Even when viewed in the favorable light to which it is entitled on a motion to dismiss, the complaint fails to support a viable claim for punitive damages. Conspicuously absent from either the four comers of the complaint or the evidentiary material presented below (see, Guggenheimer v Ginzberg, 43 NY2d 268, 274-275) are any facts evidencing that the defendants’ conduct — in failing to disclose a presale repair to the plaintiffs Saab automobile — was part of a pattern of similar conduct directed at the public generally (see, New York Univ. v Continental Ins. Co., 87 NY2d 308, 315-316; Rocanova v Equitable Life Assur.

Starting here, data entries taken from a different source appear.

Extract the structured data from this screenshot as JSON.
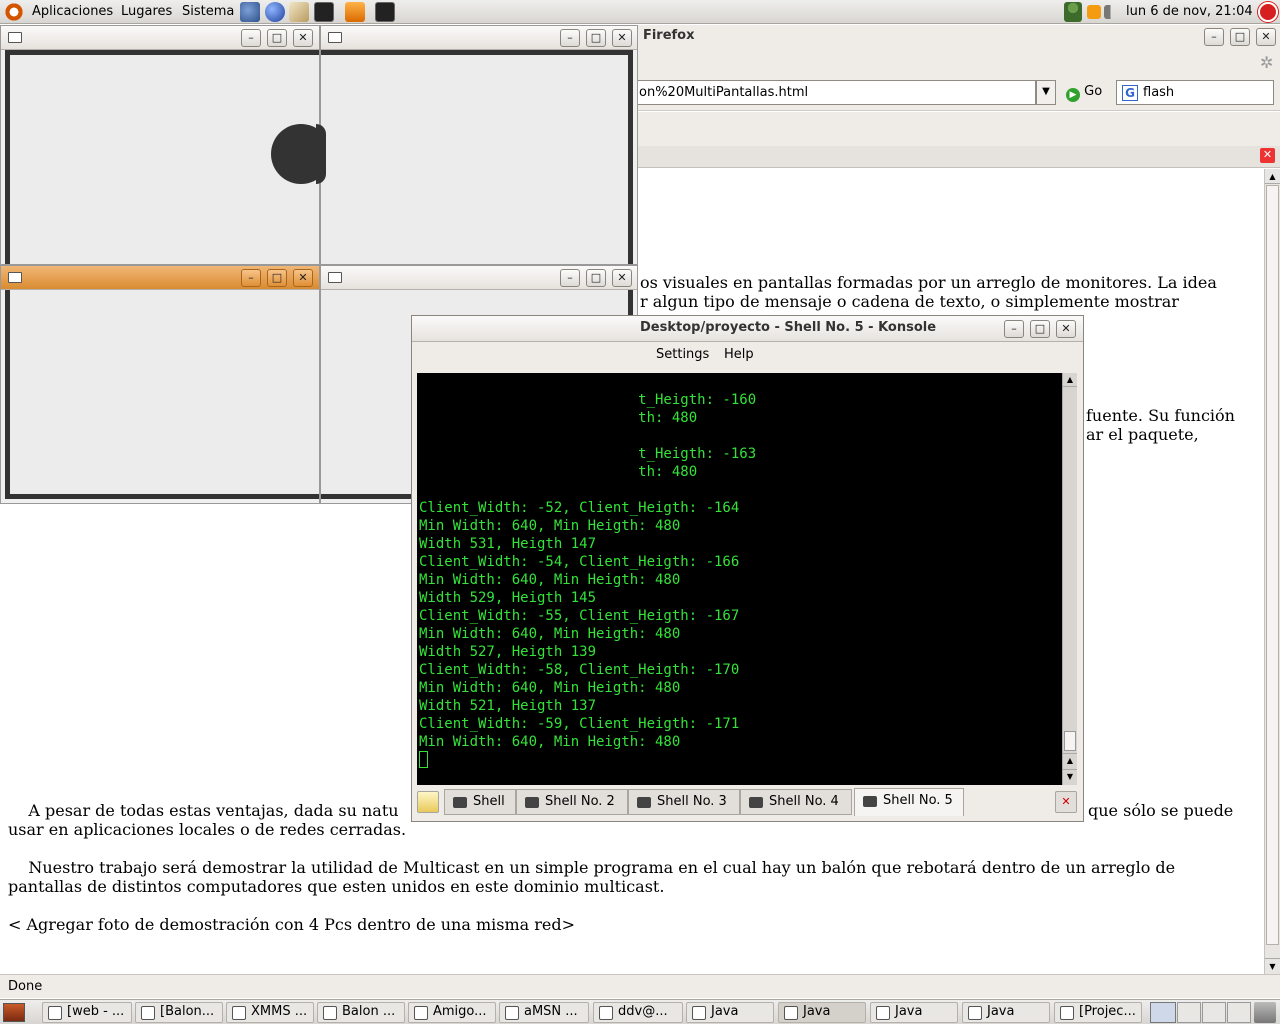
{
  "top_panel": {
    "menus": [
      "Aplicaciones",
      "Lugares",
      "Sistema"
    ],
    "clock": "lun  6 de nov, 21:04"
  },
  "firefox": {
    "title": "as - Firefox",
    "url": "on%20MultiPantallas.html",
    "go_label": "Go",
    "search_value": "flash",
    "status": "Done",
    "content": {
      "p1_line1": "os visuales en pantallas formadas por un arreglo de monitores. La idea",
      "p1_line2": "r algun tipo de mensaje o cadena de texto, o simplemente mostrar",
      "p2_line1": "fuente. Su función",
      "p2_line2": "ar el paquete,",
      "p3_line1_left": "    A pesar de todas estas ventajas, dada su natu",
      "p3_line1_right": "que sólo se puede",
      "p3_line2": "usar en aplicaciones locales o de redes cerradas.",
      "p4_line1": "    Nuestro trabajo será demostrar la utilidad de Multicast en un simple programa en el cual hay un balón que rebotará dentro de un arreglo de",
      "p4_line2": "pantallas de distintos computadores que esten unidos en este dominio multicast.",
      "p5": "< Agregar foto de demostración con 4 Pcs dentro de una misma red>"
    }
  },
  "konsole": {
    "title": "Desktop/proyecto - Shell No. 5 - Konsole",
    "menus": [
      "Settings",
      "Help"
    ],
    "terminal_lines": [
      "                          t_Heigth: -160",
      "                          th: 480",
      "",
      "                          t_Heigth: -163",
      "                          th: 480",
      "",
      "Client_Width: -52, Client_Heigth: -164",
      "Min Width: 640, Min Heigth: 480",
      "Width 531, Heigth 147",
      "Client_Width: -54, Client_Heigth: -166",
      "Min Width: 640, Min Heigth: 480",
      "Width 529, Heigth 145",
      "Client_Width: -55, Client_Heigth: -167",
      "Min Width: 640, Min Heigth: 480",
      "Width 527, Heigth 139",
      "Client_Width: -58, Client_Heigth: -170",
      "Min Width: 640, Min Heigth: 480",
      "Width 521, Heigth 137",
      "Client_Width: -59, Client_Heigth: -171",
      "Min Width: 640, Min Heigth: 480"
    ],
    "tabs": [
      "Shell",
      "Shell No. 2",
      "Shell No. 3",
      "Shell No. 4",
      "Shell No. 5"
    ]
  },
  "taskbar": {
    "items": [
      "[web - ...",
      "[Balon...",
      "XMMS ...",
      "Balon ...",
      "Amigo...",
      "aMSN ...",
      "ddv@...",
      "Java",
      "Java",
      "Java",
      "Java",
      "[Projec..."
    ]
  },
  "colors": {
    "terminal_text": "#35e23a",
    "active_titlebar": "#e19a4a",
    "ball": "#333333"
  }
}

Socy., 83 NY2d 603, 613). Plaintiffs general assertion that he was “only one of many members of the public who entered the defendant [dealer’s] showroom to purchase a ‘new’ car” is hardly sufficient to sustain a finding that defendants’ conduct constituted a public wrong. In this regard, the situation at bar is clearly distinguishable from that presented in BMW of N. Am. v Gore (517 US 559), where an automobile manufacturer was shown to have adopted a nationwide policy of nondisclosure of presale repairs, a policy implemented in connection with nearly 1,000 new car sales. To the extent that plaintiff now seeks to rely on the provisions of General Business Law § 396-p (5) — governing dealer disclosure of presale repairs of new motor vehicles — we note that no violation of this statute was pleaded in the complaint or shown in the record.
McCooe, J. P., and Freedman, J., concur.